Of course, the growth is possibly due to the fact that the blogosphere by itself have had a massive growth during this period as well, with blogs going mainstream and getting the recognition they deserve (and sometimes don’t), but numbers are numbers, and they generally don’t lie.

Check out the full presentation for more number crunching. It’s just 10 pages and mostly pictures, so it’s very accessible. It also shows how much larger Weblogs, Inc is when compared to both Gawker Media’s network, and b5media.

View Comments (6)
  • The real growth is due to AOL showcasing the content to its hundreds of millions of users. Not that the team doesn’t deserve kudos, because they do (!), but it’s not like it’s an insulated organization within AOL (like some teams) that have to do everything on their own :)

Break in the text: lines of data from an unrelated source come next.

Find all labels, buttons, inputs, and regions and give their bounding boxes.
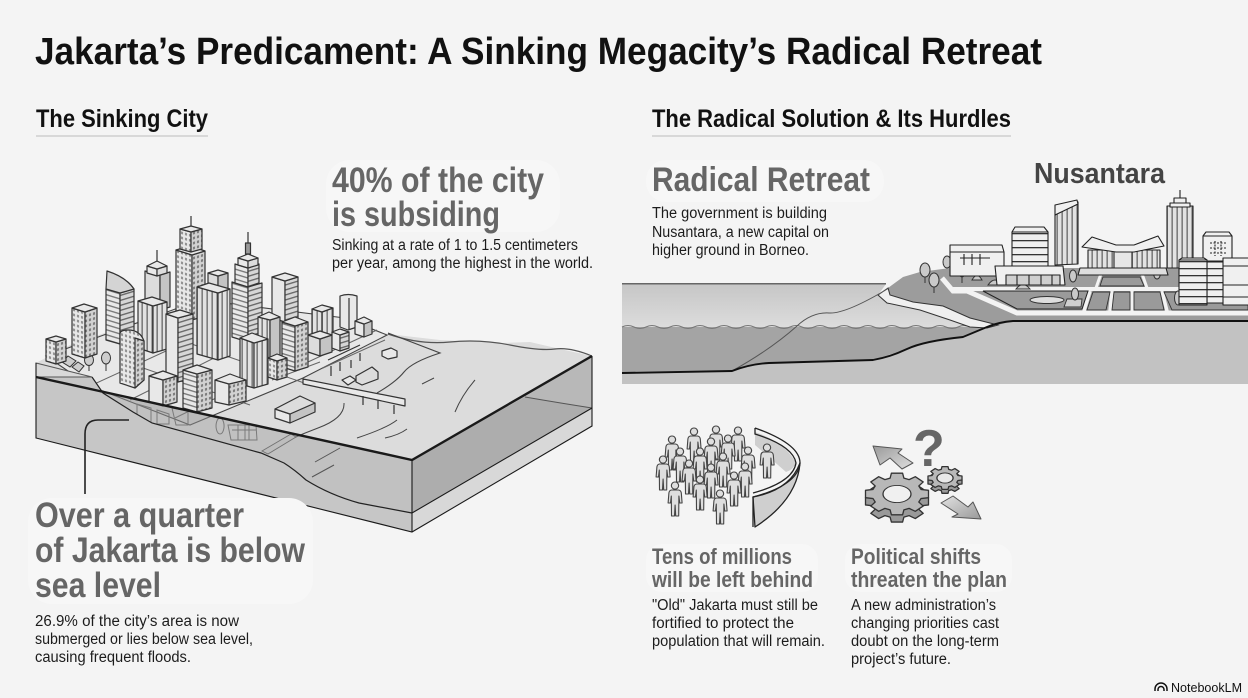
arrow up-left [873,446,913,469]
waterfront: pier, warehouse and houses [275,345,405,423]
arrow down-right [941,496,981,519]
text block: tens of millions: Tens of millions [652,544,792,569]
label: Nusantara: Nusantara [1034,158,1166,190]
callout: over a quarter below sea level: causing frequent floods. [35,649,191,666]
trees [920,256,1182,305]
callout: over a quarter below sea level: submerged or lies below sea level, [35,631,253,648]
callout: 40 percent subsiding: is subsiding [332,195,500,234]
hill and city platform [888,268,1248,325]
callout: over a quarter below sea level: of Jakarta is below [35,531,306,570]
text block: tens of millions [646,544,825,650]
city roads and ground [46,300,387,425]
slope line [732,288,889,371]
small gear [928,467,962,493]
callout: over a quarter below sea level: Over a quarter [35,496,244,535]
callout: radical retreat [646,160,884,259]
callout: over a quarter below sea level [28,496,313,666]
text block: tens of millions: fortified to protect the [652,615,794,632]
block top surface [36,300,592,460]
block outline and sea level line [36,356,592,532]
callout: radical retreat: The government is building [652,205,827,222]
trees and park [62,352,110,372]
text block: political shifts: Political shifts [851,544,981,569]
callout: 40 percent subsiding: 40% of the city [332,161,544,200]
heading: the radical solution and its hurdles: The Radical Solution & Its Hurdles [652,105,1011,133]
capital buildings [950,190,1248,305]
text block: tens of millions: will be left behind [651,567,813,592]
callout: 40 percent subsiding [326,160,593,272]
heading: the sinking city: The Sinking City [36,105,208,133]
beach strip [878,288,998,328]
logo: NotebookLM: NotebookLM [1171,681,1242,695]
large gear [866,473,928,522]
text block: political shifts: project’s future. [851,651,951,668]
callout: radical retreat: Nusantara, a new capital on [652,224,829,241]
text block: political shifts: threaten the plan [851,567,1007,592]
callout: over a quarter below sea level: sea level [35,566,161,605]
right side face [412,356,592,532]
seabed line [622,321,1248,373]
text block: political shifts: doubt on the long-term [851,633,999,650]
callout leader line [85,420,129,494]
text block: political shifts: changing priorities cast [851,615,1000,632]
submerged buildings [137,404,257,440]
icon: crowd and protective sea wall [656,426,800,527]
water cross-section [622,283,998,373]
icon: gears, arrows and question mark [866,420,981,522]
text block: tens of millions: "Old" Jakarta must still be [652,597,818,614]
plaza roads [942,268,1248,313]
callout: 40 percent subsiding: per year, among the highest in the world. [332,255,593,272]
callout: radical retreat: Radical Retreat [652,161,870,199]
callout: 40 percent subsiding: Sinking at a rate of 1 to 1.5 centimeters [332,237,578,254]
illustration: Nusantara coastal cross-section [622,190,1248,384]
text block: tens of millions: population that will remain. [652,633,825,650]
callout: radical retreat: higher ground in Borneo. [652,242,809,259]
front face: land and seabed [36,363,412,532]
illustration: sinking city block diagram [36,216,592,532]
text block: political shifts [845,544,1012,668]
callout: over a quarter below sea level: 26.9% of the city’s area is now [35,613,240,630]
text block: political shifts: A new administration’s [851,597,996,614]
buildings: middle row [120,283,308,412]
seabed and ground [622,321,1248,384]
buildings: back row [46,216,372,364]
question mark: ? [913,420,945,478]
title: Jakarta’s Predicament: A Sinking Megacity’s Radical Retreat [35,31,1042,73]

  • That’s not entirely true. The 2 biggest brands — Engadget and Joystiq (and their spinoffs) — almost never see Welcome Screen or AIM Today placement and are not featured prominently within other AOL channels. Autoblog gets WS very occasionally, TUAW and Download Squad extremely rarely. The vast majority of the AOL showcasing went to the lifestyle blogs which were shunted away into other divisions and should no longer even be counting towards these stats. TVSquad, Cinematical, and the finance blogs (Blogging Stocks and WalletPop) do see some Welcome Screen love and have some AOL channel tie-ins but these sites do not account for anywhere near the majority of overall growth.

  • That’s funny, cause Engadget/Autoblog and there are links on the homepage *right now* for WalletPop and BloggingStocks. AOL.com has always had links to WIN properties, particularly Engadget during CES and other major events.

    Also, *all* weblogs, inc. blogs count towards those stats (look the comScore slides and I’ve just run a report to confirm this as well).

    It’s not that the bloggers haven’t earned the traffic they’ve gotten, it’s just that they’ve had some help along the way :-)

  • Having been a member of the Engadget team covering CES over the past few years I can tell you firsthand about the paucity of linklove from the AOL mothership during CES. In fact we were passed over many times on our original breaking coverage for linklove to later, slower coverage from Reuters et al — so the picture you’re painting still isn’t really accurate. This year there is finally some recognition with the Official Blog of CES business which is awesome and I hope the team finally gets the exposure they deserve from their own parent company this year — but it hasn’t been very rosy in the past and the example of CES you gave specifically is actually quite a counterexample.

    As to current links on the homepage — as I mentioned above WalletPop and BloggingStocks do get them with more frequency than other sites on the network, but their overall traffic volume only accounts for a fraction of the overall Weblogs growth. You’ll also notice that the AOL Tech link goes to switched.com and not to Engadget and there are no persistent front page links to either Engadget or Autoblog (or Joystiq). I’m not trying to deny that there has been “some help” but I do not agree that the assessment of the *majority* of growth in the past 3 years is due to showcasing from AOL. Even the lifestyle sites that did receive the brunt of the linklove remain very small properties in comparison to the big WIN brands which is why Weblogs offloaded them to AOL channels.

  • Official press release:

    The acquisition of Weblogs was game-changing for AOL and the entire blogging community,” said Marty Moe, Senior Vice President, AOL Money & Finance, News, Sports, Weblogs and KOL. “Weblogs pioneered the development of professional blogging, and AOL accelerated its growth and leadership in branded content publishing by deeply integrating Weblogs throughout AOL’s substantial network of programming channels. In doing so, AOL transformed its publishing model and increased its relevancy and reach for advertisers, while advancing best-of-breed sites in key consumer interest areas.”